Майгатов все понял: должность в оперативном отделе – это обеспеченное звание капитана второго, а, может, попозже – и первого ранга. Это нормированный рабочий день, а не безразмерный, как на корабле, с сутками в двадцать пять часов. Это перспектива роста. Это, может быть, даже "УАЗик", на котором тебя будет возить на службу матрос. Это, наконец, заискивающее лицо, с которым на тебя будет смотреть прежде надменный Бурыга.

– Что нужно делать? – поняв все это, спросил Майгатов.

– Ничего, – молниеносно выстрелил ответом Анфимов, будто ждал этого вопроса больше всего и терпеливее всего.

– Но посмотреть-то хоть можно?

– Конечно-конечно, – суетно, по-стариковски, заторопился Анфимов. Идем, покажу...

Они пришли к секретке, не встретив ни одного матроса. Майгатов шел сзади и по одному затылку Анфимова определил, что тот успокоился, а, наверное, отсутствие моряков по пути успокоило его еще сильнее.

– Построение на причале, – не оборачиваясь, объяснил Анфимов тишину и пустынность коридоров и трапов. – Я попросил Кравчука, чтоб он сегодня произвел осмотр личного состава...

– Какой осмотр? – глядя на взмокшую шею командира, поинтересовался Майгатов.

– А-а, ты не в курсе... Это ввели приказом, пока ты в госпитале лежал. Почти каждый день строим моряков в одних трусах на причале. Сразу синяки видно, ссадины... Это на предмет борьбы с годковщиной...

– И что: избавились от годковщины таким образом?

– Нет, к сожалению, не избавились, – вздохнул Анфимов. – Но зато теперь следы издевательств сразу видны... Ну, вот и пришли...
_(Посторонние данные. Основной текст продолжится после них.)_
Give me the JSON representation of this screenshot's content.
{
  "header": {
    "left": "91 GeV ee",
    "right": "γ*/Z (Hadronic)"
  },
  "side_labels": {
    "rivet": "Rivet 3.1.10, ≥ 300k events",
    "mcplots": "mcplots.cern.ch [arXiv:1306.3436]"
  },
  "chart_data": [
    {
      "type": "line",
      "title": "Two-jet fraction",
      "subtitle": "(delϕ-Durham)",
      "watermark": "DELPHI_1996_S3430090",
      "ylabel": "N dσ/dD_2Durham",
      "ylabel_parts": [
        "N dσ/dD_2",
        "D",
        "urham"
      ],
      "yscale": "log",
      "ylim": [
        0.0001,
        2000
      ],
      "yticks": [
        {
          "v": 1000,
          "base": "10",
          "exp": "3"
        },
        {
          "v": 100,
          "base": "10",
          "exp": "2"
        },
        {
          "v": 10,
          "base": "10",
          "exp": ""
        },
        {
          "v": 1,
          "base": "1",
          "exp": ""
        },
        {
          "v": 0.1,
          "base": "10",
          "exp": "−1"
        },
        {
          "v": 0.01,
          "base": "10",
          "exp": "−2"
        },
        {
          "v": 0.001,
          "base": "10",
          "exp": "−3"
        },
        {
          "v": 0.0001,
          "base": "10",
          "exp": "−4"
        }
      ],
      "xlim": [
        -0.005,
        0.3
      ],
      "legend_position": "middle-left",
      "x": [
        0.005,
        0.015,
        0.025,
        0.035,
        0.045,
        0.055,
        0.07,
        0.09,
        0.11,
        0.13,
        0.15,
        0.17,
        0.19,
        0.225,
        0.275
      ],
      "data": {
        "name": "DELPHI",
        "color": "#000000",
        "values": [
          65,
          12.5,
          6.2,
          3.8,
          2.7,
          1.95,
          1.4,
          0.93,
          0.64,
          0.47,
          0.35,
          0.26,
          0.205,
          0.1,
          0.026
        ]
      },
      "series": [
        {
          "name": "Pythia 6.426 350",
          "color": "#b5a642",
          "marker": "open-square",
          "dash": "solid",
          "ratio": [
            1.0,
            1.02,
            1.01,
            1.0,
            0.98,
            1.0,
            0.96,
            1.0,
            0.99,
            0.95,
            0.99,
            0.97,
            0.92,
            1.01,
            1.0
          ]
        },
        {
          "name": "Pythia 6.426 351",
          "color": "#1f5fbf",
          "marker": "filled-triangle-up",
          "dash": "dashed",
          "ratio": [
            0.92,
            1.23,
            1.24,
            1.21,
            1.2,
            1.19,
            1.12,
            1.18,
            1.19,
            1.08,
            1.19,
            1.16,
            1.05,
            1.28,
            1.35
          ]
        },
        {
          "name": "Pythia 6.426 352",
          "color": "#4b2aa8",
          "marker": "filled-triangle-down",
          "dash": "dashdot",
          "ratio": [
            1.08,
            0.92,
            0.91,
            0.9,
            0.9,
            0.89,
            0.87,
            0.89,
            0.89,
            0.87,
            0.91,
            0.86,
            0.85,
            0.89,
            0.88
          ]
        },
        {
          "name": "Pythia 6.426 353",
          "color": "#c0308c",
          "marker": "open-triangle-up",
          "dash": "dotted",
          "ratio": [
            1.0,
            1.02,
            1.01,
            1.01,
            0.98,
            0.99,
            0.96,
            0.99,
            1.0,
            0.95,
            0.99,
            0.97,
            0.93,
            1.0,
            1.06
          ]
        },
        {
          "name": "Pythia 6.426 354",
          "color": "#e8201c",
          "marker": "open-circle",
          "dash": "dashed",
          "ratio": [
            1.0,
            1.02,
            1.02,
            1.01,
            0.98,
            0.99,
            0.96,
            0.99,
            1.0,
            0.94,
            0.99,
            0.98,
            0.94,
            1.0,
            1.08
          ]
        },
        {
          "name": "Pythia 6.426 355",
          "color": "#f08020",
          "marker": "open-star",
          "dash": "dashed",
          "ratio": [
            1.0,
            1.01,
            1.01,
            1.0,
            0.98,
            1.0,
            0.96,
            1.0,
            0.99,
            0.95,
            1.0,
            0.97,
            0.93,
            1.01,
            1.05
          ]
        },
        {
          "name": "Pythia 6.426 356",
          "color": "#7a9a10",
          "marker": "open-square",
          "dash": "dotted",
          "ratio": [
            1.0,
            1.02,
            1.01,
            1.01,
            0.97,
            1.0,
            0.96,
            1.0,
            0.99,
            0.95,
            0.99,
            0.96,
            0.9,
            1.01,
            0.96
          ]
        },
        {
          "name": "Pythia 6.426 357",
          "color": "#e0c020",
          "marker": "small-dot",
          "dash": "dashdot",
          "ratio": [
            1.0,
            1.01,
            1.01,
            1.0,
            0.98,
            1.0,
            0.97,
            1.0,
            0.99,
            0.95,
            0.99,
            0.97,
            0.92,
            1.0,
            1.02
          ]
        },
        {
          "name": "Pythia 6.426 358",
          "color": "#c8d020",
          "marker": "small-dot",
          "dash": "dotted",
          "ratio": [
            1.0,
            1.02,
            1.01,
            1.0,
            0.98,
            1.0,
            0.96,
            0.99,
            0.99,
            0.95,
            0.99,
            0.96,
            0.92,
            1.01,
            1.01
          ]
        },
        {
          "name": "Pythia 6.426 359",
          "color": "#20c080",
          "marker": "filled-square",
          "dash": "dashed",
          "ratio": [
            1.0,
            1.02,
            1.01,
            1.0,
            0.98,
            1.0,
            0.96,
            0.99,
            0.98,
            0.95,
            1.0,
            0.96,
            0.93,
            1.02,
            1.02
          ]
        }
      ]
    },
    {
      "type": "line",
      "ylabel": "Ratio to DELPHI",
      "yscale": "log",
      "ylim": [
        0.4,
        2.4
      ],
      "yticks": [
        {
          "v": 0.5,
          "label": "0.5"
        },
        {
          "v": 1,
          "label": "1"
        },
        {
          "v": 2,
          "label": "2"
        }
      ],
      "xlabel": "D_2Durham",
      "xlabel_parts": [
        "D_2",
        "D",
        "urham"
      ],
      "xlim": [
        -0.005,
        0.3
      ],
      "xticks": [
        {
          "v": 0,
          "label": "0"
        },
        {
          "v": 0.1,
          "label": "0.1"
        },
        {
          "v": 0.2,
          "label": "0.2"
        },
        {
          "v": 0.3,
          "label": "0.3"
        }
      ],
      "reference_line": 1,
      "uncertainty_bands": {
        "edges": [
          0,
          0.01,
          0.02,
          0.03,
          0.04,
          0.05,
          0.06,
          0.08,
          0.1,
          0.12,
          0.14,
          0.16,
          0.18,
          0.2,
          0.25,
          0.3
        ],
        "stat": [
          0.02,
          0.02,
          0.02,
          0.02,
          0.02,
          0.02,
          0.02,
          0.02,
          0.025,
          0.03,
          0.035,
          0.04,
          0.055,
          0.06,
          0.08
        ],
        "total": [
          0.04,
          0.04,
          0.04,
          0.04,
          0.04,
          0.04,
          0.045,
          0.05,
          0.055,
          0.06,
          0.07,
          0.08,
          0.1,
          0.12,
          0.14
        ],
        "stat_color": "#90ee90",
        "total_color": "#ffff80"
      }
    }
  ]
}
Он отступил в сторону и ткнул пальцем в круглую накладку замка.

– Видишь. Пытались открыть ключом. Но то ли дубликат был не точен, то ли заело, но этот... ну, грабитель, сломал его. Посмотри...

Да, из узкой щели торчал острый огрызок обломанного ключа. Взгляд подержался за него несколько секунд и тут же скользнул влево, на густую сеть бороздок, оставленных, скорее всего, отверткой. Или стаместкой.

– Это он явно потом хотел взломать, – продолжал работать гидом Анфимов. – Вон – даже металл отогнул. Вполне мог и защелку отодвинуть, но тут секретчик из города вернулся...

– Он видел его? – вскинул голову Майгатов и близко до мути увидел грустные, оплетенные морщинками, глаза Анфимова.

– К сожалению, нет. Только шаги услышал. Говорит, что громкие шаги, в ботинках...

Майгатов посмотрел на сандалии командира – мягкие, с кожаной подошвой, в которых можно было ходить неслышно, будто летать над палубой. И все после похода на "Альбатросе" продолжали носить такие же сандалии, как бы трофеями доставшиеся им за муки в Красном море. Пожалуй, только когда офицеры и мичманы сходили на берег, они сменяли их на тяжеловесные ботинки с кирпичами-каблучищами. И теперь этот странный топот ботинок...

– Секретчик не мог ошибиться?

– Вряд ли, – добавив еще морщинок на свое лицо, попытался Анфимов представить на своем месте секретчика – крепкого, здорового по всем показателям, включая слух "шесть на шесть" метров. – Нет, он не мог ошибиться. У него слух отличный. Лучше него никто из моряков в музыке не разбирается.

– Он за ним не побежал?

– А чего бежать? Он сразу и не понял, что произошло. Только когда подранную дверь заметил. Но время-то ушло. Вскрывать он не стал. Доложил мне – и все.

Майгатов помолчал, изучая следы, оставленные отверткой, причем явно с одного бока ржавой: в некоторых бороздках на дне красно-коричневыми нитками лежали следы ржавчины.

– Его я тоже попросил, что это,.. – по-своему понял молчание Майгатова Анфимов, – ну, чтоб помалкивал о ЧП...

– Прямо эпидемия какая-то, – под нос проговорил Майгатов.

– Эпи... чего?

– Я говорю: эпидемия секреток. Решили, что ли, все подряд вскрыть? То наверху, дивизионную, теперь у нас... А это – что? – показал в угол.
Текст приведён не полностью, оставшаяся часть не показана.